Когда Ветала довезли до мест городских и знакомых, там царила безнадёжная ночь. Что значит, было уже полпервого и метро закрыли. Ветал вновь пересчитал наличность, отвернул уши у норковой шапки, снял шарф и обмотался под курткой в пахах. Ему предстояло пешее путешествие, подобное которому мы с ним уже однажды предпринимали — но то была весна, день и «Кока-кола» в торговых палатках. Мы были оснащены фотоаппаратами, любили всё, что видели, и называлось это «городской туризм». Теперь же Ветал не мог ничего такого видеть, потому что была ночь. Он просто пересекал город с запада на север, сморкался в обледеневший платок и, пользуясь одиночеством, пел довольно громко маршеобразные песни.

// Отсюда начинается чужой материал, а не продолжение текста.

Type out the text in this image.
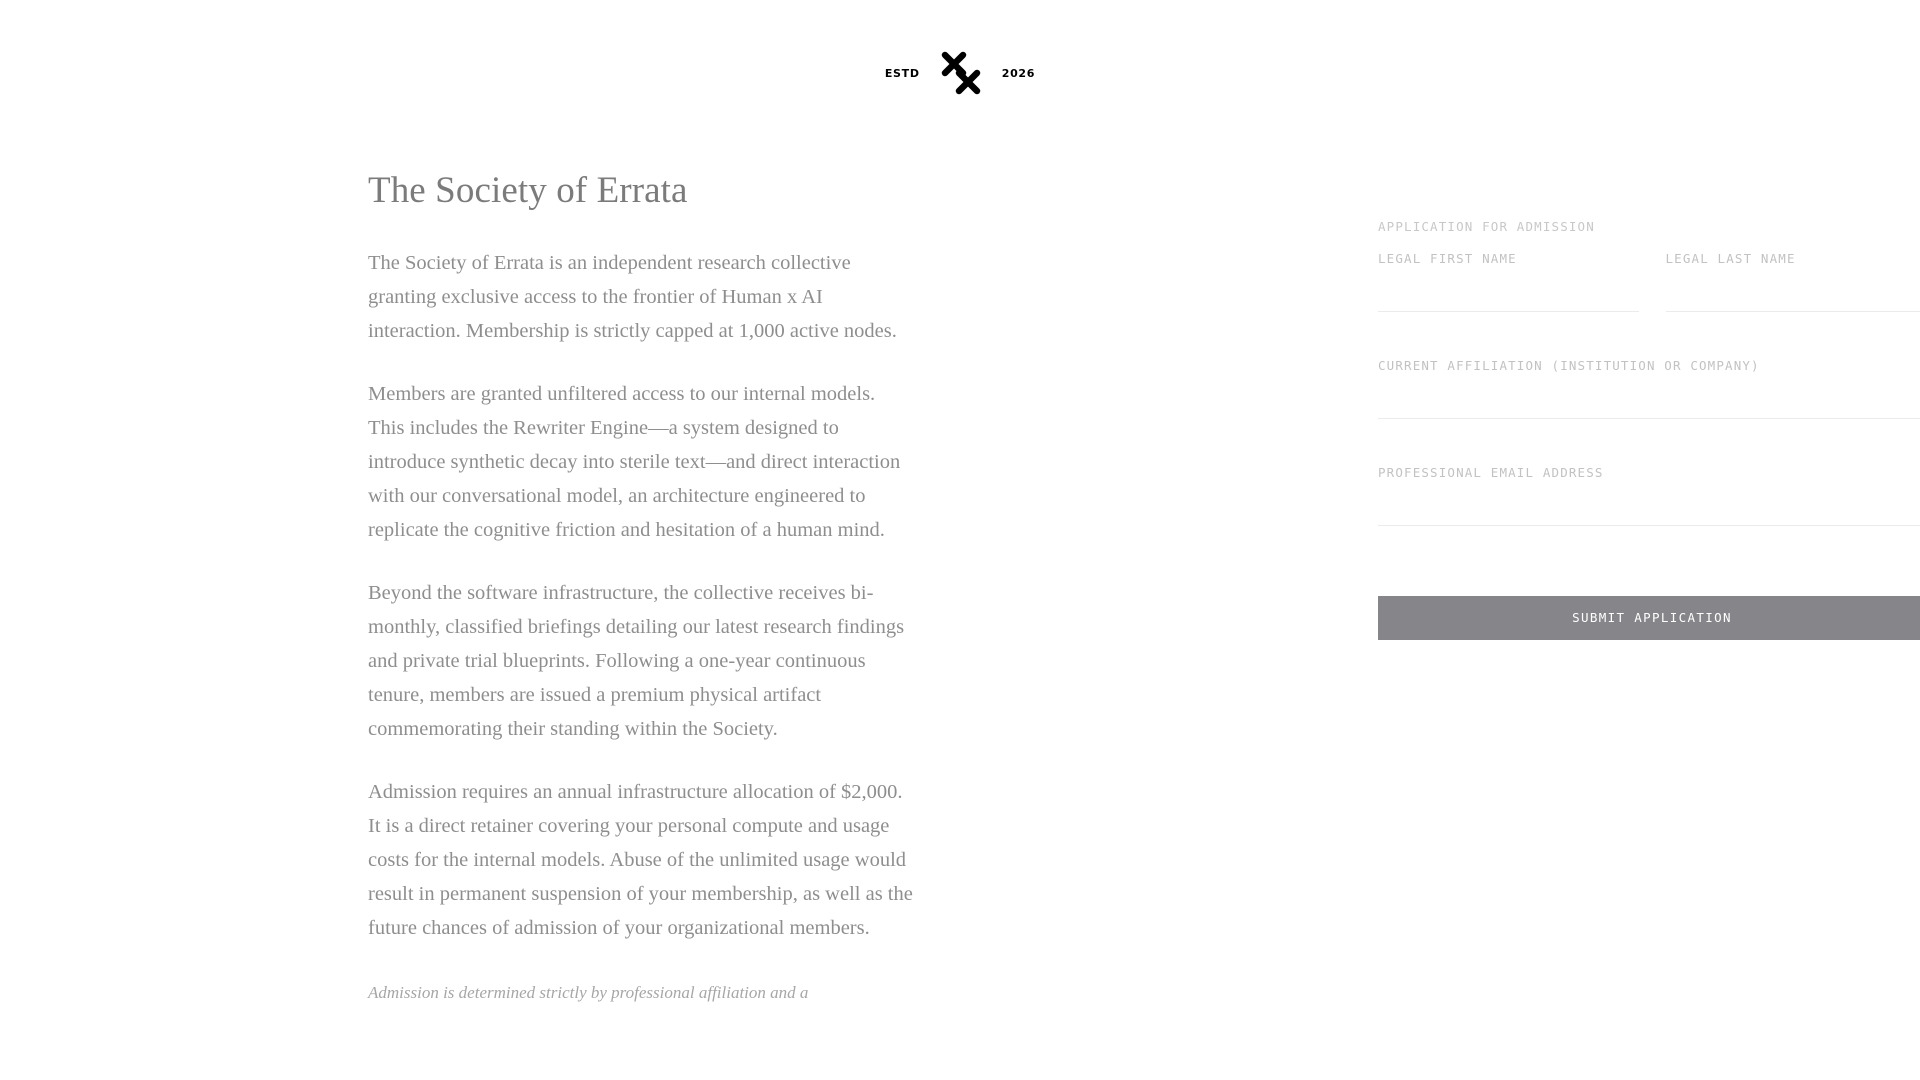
ESTD	2026
The Society of Errata

The Society of Errata is an independent research collective granting exclusive access to the frontier of Human x AI interaction. Membership is strictly capped at 1,000 active nodes.

Members are granted unfiltered access to our internal models. This includes the Rewriter Engine—a system designed to introduce synthetic decay into sterile text—and direct interaction with our conversational model, an architecture engineered to replicate the cognitive friction and hesitation of a human mind.

Beyond the software infrastructure, the collective receives bi-monthly, classified briefings detailing our latest research findings and private trial blueprints. Following a one-year continuous tenure, members are issued a premium physical artifact commemorating their standing within the Society.

Admission requires an annual infrastructure allocation of $2,000. It is a direct retainer covering your personal compute and usage costs for the internal models. Abuse of the unlimited usage would result in permanent suspension of your membership, as well as the future chances of admission of your organizational members.

Admission is determined strictly by professional affiliation and a

APPLICATION FOR ADMISSION
LEGAL FIRST NAME	LEGAL LAST NAME
CURRENT AFFILIATION (INSTITUTION OR COMPANY)
PROFESSIONAL EMAIL ADDRESS
SUBMIT APPLICATION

Чудесная повесть, придется на ней и закончить, потому что я уже на подступах. Я уже подхожу к метро и даже думаю, что вижу Ветала и Андрея. Да, это они. Мы здороваемся, а затем Андрей лезет в карман и ссыпает мне пригоршню тёплых семечек.
4. Мифология окраин
— Лучше подкурить и умереть — чем умереть и не подкурить.
Сказал Андрей, и пошёл через кусты к чужому костру.
Там зашевелились навстречу. Лохматый дядька вставал к Андрею, Андрей, демонстрируя сигарету, шёл, а на нас с Веталом, остановившихся за кустами, вдруг что-то надвинулось.
— Кто? — опасно спросил надвинувшийся. Недобро рассмотрел наши лица и отхлынул, полез в кусты за Андреем.
— Кто это был? — спросил я шёпотом.
— Гущин-младший, — тихо сказал Ветал. — Я его пять лет, как на районе не видел.
Ветал пять лет не видел Гущина-младшего; потом Гущин-младший вынырнул из темноты, чтобы понять, кто мы такие и надо ли нас бить, и исчез, и ещё пять лет, может статься, о нём не будет ни слуху, ни духу.
(Здесь по идее напрашивается какой-то вывод — например, «такова жизнь», только я не уверен, что это то, что надо. Поэтому продолжим.)
Теперь сначала мы пошли по традиции поссать с обрыва.
Вы скажете, это глупо? А я скажу, что нет. Это круто.
Ссым мы не с любого обрыва, а со специального, ещё он называется Мыс Великого Кострильщика, но это, наверное, отдельная история.
Зимой мы любим ходить туда по льду, и вообще любим ходить и бегать по льду, а сейчас река отражает, размазывая, огни района.
Наши струйки падают далеко и шелестят почти неслышно. Вокруг ночь, вода и прозрачный глубокий воздух. Сзади лес, а впереди, в воде, огни, а за водой, за каналом, подымается берег, там дорога с редкими троллейбусами, каштаны, столбы, фонари, тротуар, газоны с полынью и кустами, и дома, чьи огни отражаются в канале.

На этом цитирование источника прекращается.